Location: MIC-Arena, Maria-Goeppert-Str. 3, 23562 Lübeck
Title: Partial Difference Equations on Graphs with Applications in Image and Data Processing
Abstract: Graph-based methods have emerged as a promising tool for many applications in machine learning and data processing. One key feature of these methods is the possibility to incorporate nonlocal relationships in the data rather than using only local neighborhoods. The recent trend in the literature is to translate well-studied variational problems and PDEs to the graph setting and overcome hereby drawbacks of classical approaches.

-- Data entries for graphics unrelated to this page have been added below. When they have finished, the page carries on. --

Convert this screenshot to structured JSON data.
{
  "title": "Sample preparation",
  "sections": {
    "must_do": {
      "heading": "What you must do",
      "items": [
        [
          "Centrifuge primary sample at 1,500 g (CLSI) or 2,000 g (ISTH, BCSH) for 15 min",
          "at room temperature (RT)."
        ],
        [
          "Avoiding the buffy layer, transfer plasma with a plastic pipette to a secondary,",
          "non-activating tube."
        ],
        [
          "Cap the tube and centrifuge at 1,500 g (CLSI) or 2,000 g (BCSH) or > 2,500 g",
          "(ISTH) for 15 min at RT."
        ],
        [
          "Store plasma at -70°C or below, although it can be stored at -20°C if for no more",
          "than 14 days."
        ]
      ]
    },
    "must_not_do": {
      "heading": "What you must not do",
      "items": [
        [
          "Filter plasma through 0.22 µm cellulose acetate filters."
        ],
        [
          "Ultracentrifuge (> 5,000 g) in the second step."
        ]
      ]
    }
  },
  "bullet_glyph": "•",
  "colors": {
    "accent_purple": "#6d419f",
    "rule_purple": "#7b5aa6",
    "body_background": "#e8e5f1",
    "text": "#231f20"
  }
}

In this talk we give a short introduction to the concept of partial difference equations on graphs and show that many classical numerical discretization schemes can be embedded in a graph setting and thus be interpreted as special cases in a more general framework. As one example we discuss a recently proposed family of partial difference operators on graphs and study equations involving these operators. This family covers local and nonlocal variational p-Laplacian and ∞-Laplacian as well as gradient operators used in morphology. We analyze a corresponding parabolic equation involving these operators which enables us to interpolate adaptively between p-Laplacian diffusion-based filtering and morphological filtering, i.e., erosion and dilation. Furthermore, in the case p = ∞ we investigate a connection to a stochastic game known as Tug-of-War and give a possibility to introduce nonlocality into this setting.
Finally, we demonstrate the advantages of graph-based methods for different tasks in image and point cloud processing, such as filtering, segmentation, clustering, and inpainting.
Joint work with A. Elmoataz, Université de Caen, France